Step 2: Establish a business case for automation and adopt a "platform approach" from day one
Establishing a business case for automation that allows the financial IT team to clearly make connections between automation and financial key performance indicators. It also includes ranking of use case candidates based on their potential to yield the greatest return. Through this exercise, the team arrives at a clearer understanding of which technologies are required to develop its unique platform-powered solution. Examples of such technologies include:
- Cognitive capture: Ingest/understand any document and extract relevant information via any channel.
- Process orchestration: Integrate people, automation technologies, systems, applications, etc. along a broader workflow in a business-user intuitive manner.
- Mobility & engagement: Engage customers efficiently and effectively via web or mobile devices.
- Advanced analytics: Provide data-driven insights with respect to outcomes as driven by automation.
- Artificial Intelligence: Automate complex decision-making and personalize service to end-users.
The actual design of the automation solution entails a number of steps, but the following systematic approach ensures the solution is designed and deployed to a certain standard:
- Initial documentation: Capture what the automation solution is intended to do.
- Solution design: Build components of the platform solution across the various technologies.
- User testing: Confirm that the solution designed above follows protocol and operates in alignment with what was specified in initial documentation.
- Deploy automation: Run automation in a live/production environment.
Step 3: Create a Center of Excellence (CoE)
It’s important to create an operating model around automation that fits your organization and financial operations. Further, this CoE for Intelligent Automation can form the basis of scaling beyond financial operations. The CoE represents a group of core resources and people that guide all things related to automation, including maintaining and overseeing standards across the business; training; management of vendors; establishing best practices and so much more. Organizations also have flexibility in terms of how such a program can be structured. There are three main models, each differing in how responsibilities are shared across the enterprise.
Centralized operating model: A single team is responsible for running and controlling all aspects of the program.
Decentralized operating model: The responsibilities for running the automation program are replicated across separate business units within the organization.
Hybrid operating model: Some aspects of the automation program are run by a single, centralized team, while others are replicated across business units.
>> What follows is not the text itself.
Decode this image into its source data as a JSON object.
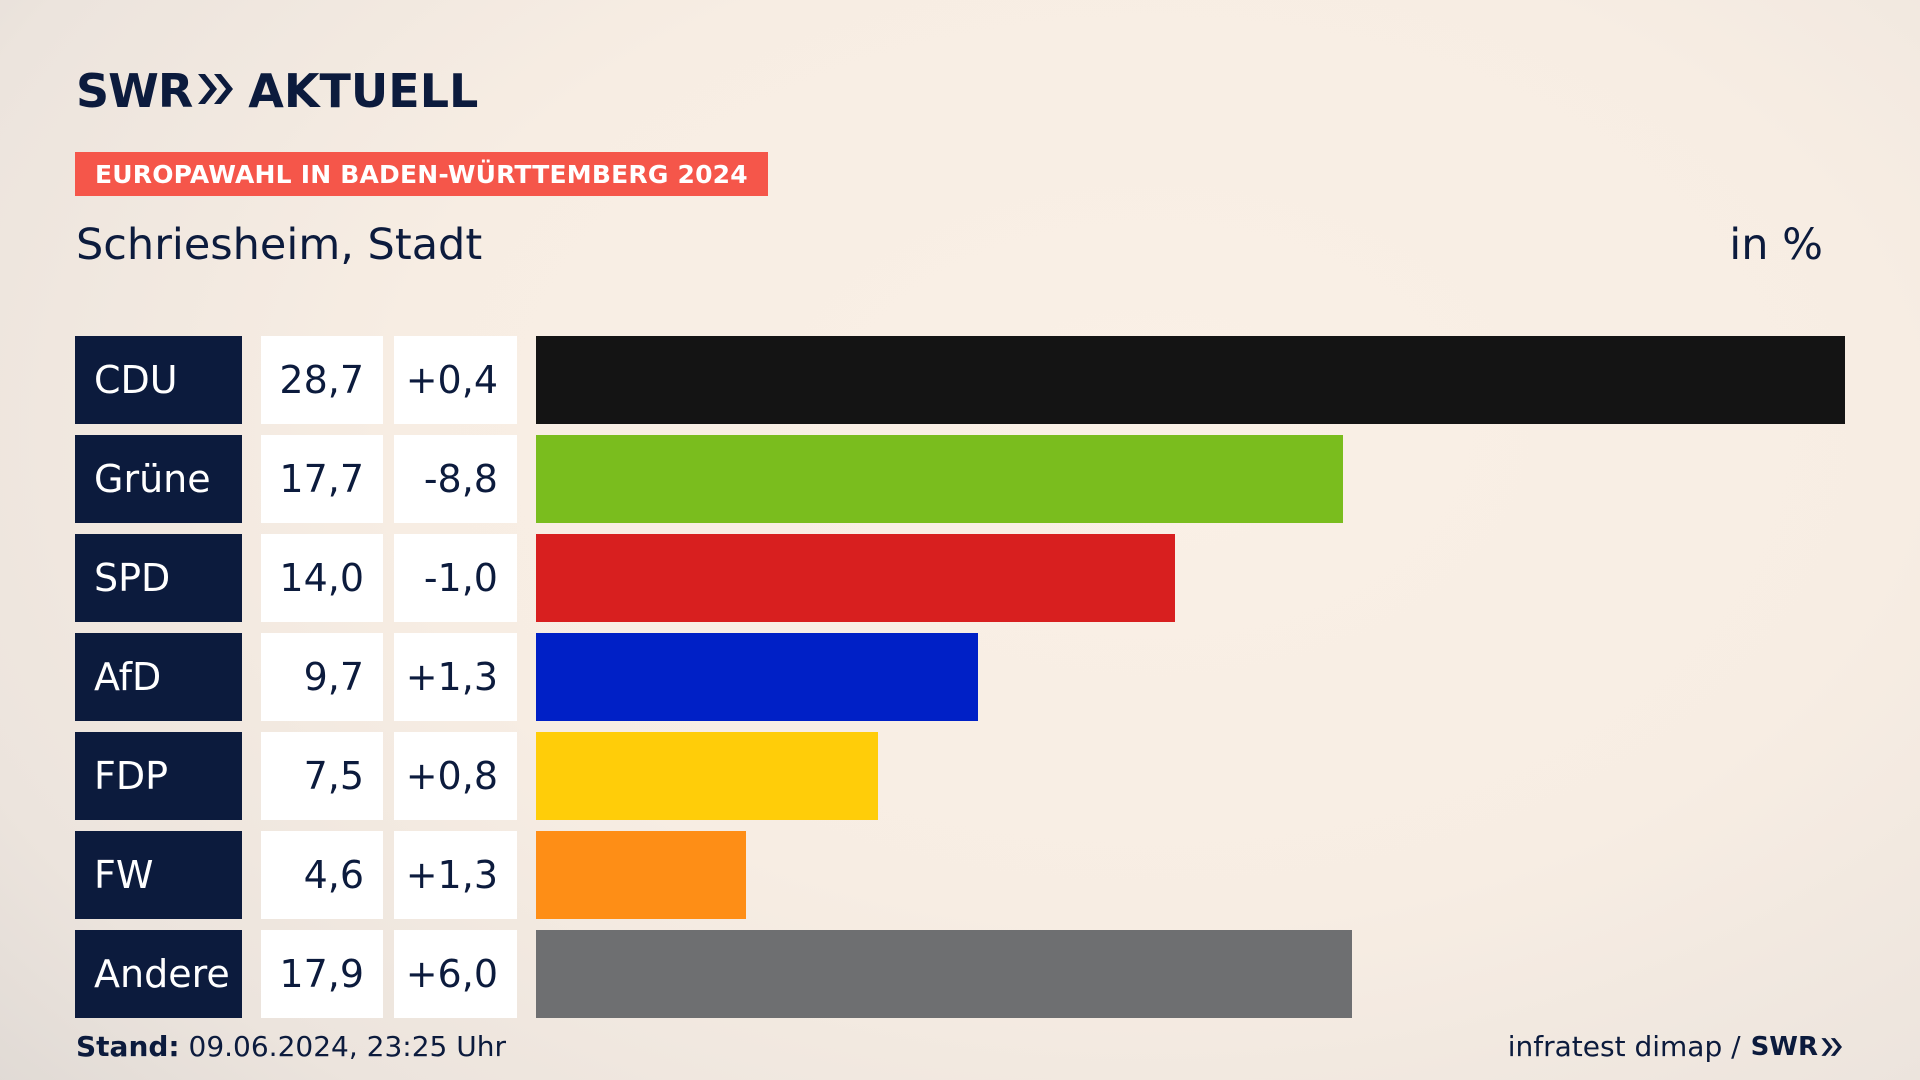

Of course, there’s no "right" or "wrong" answer. Organizations and financial teams should start with the model that makes the most sense given where they are today, and adjust as needed.
Successful organizations continually look for new technologies that can benefit the automation program, and in fact, the intelligent automation CoE can be empowered to keep track of such innovative developments as they arise.
With an integrated platform, using best-in-class integrated intelligent automation capabilities will help you realize the benefits of digital transformation. Finance teams will consistently realize outcomes from financial process automation, such as improved productivity, faster decision-making, improved supplier relationships, better regulatory compliance, and greater visibility into financial well-being and cash flow. Look ahead, plan for the future and work like tomorrow, today—with an intelligent automation platform.